Calgary Real Estate Report: The Great Unwinding—Inventory Explodes as Buyers Vanish
Inventory doubles, sales collapse. The power shift is complete.
THE 3-SECOND BRIEF
- The Pulse: The Flood—a decisive buyer's market as inventory explodes and urgency evaporates.
- For Buyers: You hold all the cards. Walk slowly, negotiate hard, and let properties age on the market.
- For Sellers: Price cuts are no longer optional. Your competition just doubled, and buyers know it.
CALGARY, AB — The market has cracked wide open. Active listings have surged 100% compared to two years ago—doubling the inventory pool while sales stumble backward at a 37% clip year-over-year. This is not a correction. This is a wholesale transfer of negotiating power from sellers to buyers, and the numbers don't lie about who's bleeding out. Days on Market have ballooned to 38—up 81% from March 2024—which means properties are sitting, waiting, aging like unsold inventory at a clearance sale. Geopolitical jitters around Iran and mortgage rate uncertainty have turned buyer hesitation into buyer paralysis, and sellers are left holding the bag.
The Hard Numbers
- Active Inventory: 5,117 properties citywide (up 100.20% month-to-date vs. March 2024)
- Citywide Benchmark Price: $560,500 (down 3.36% from two years ago, down 4.40% from last year)
- Recent Sales vs New Listings: Week of March 4-10: 402 sales vs. 837 new listings—more than 2-to-1 in favor of supply
- Days on Market: 38 days (up 80.95% from March 2024)

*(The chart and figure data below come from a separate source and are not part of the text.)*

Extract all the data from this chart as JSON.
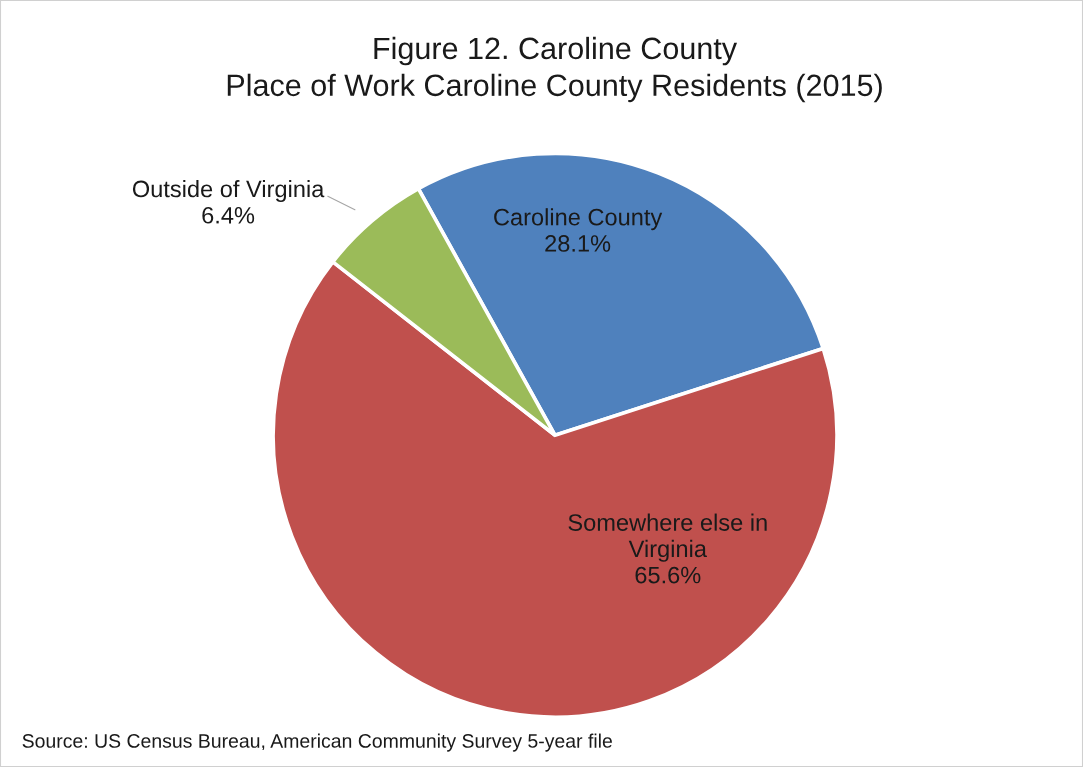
{
  "chart_data": {
    "type": "pie",
    "title": "Figure 12. Caroline County\nPlace of Work Caroline County Residents (2015)",
    "categories": [
      "Caroline County",
      "Somewhere else in Virginia",
      "Outside of Virginia"
    ],
    "values": [
      28.1,
      65.6,
      6.4
    ],
    "value_labels": [
      "28.1%",
      "65.6%",
      "6.4%"
    ],
    "colors": [
      "#4f81bd",
      "#c0504d",
      "#9bbb59"
    ],
    "annotations": [
      "Source: US Census Bureau, American Community Survey 5-year file"
    ]
  }
}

The vibe check is unambiguous: this is what a buyer's market looks like when it stops pretending to be balanced. New listings are flooding in faster than buyers can absorb them, and the result is a growing glut of available homes that nobody is rushing to purchase. Blame the headlines—'Iran war means for your mortgage'—or blame the Bank of Canada's grinding refusal to offer clarity, but the effect is the same. Buyers are spooked, and spooked buyers don't bid. They wait. They lowball. They let sellers sweat. Meanwhile, the benchmark price has surrendered nearly all its pandemic-era gains, slipping 4.40% year-over-year and confirming what every seller already knows: your asking price is fiction until a buyer agrees to it.
The outlook is stark—inventory will continue to build through spring unless something shocks demand back to life, and nothing on the horizon suggests that shock is coming. Sellers who refuse to acknowledge the new reality will watch their homes turn into statistics, and buyers who move decisively will extract concessions that seemed impossible six months ago.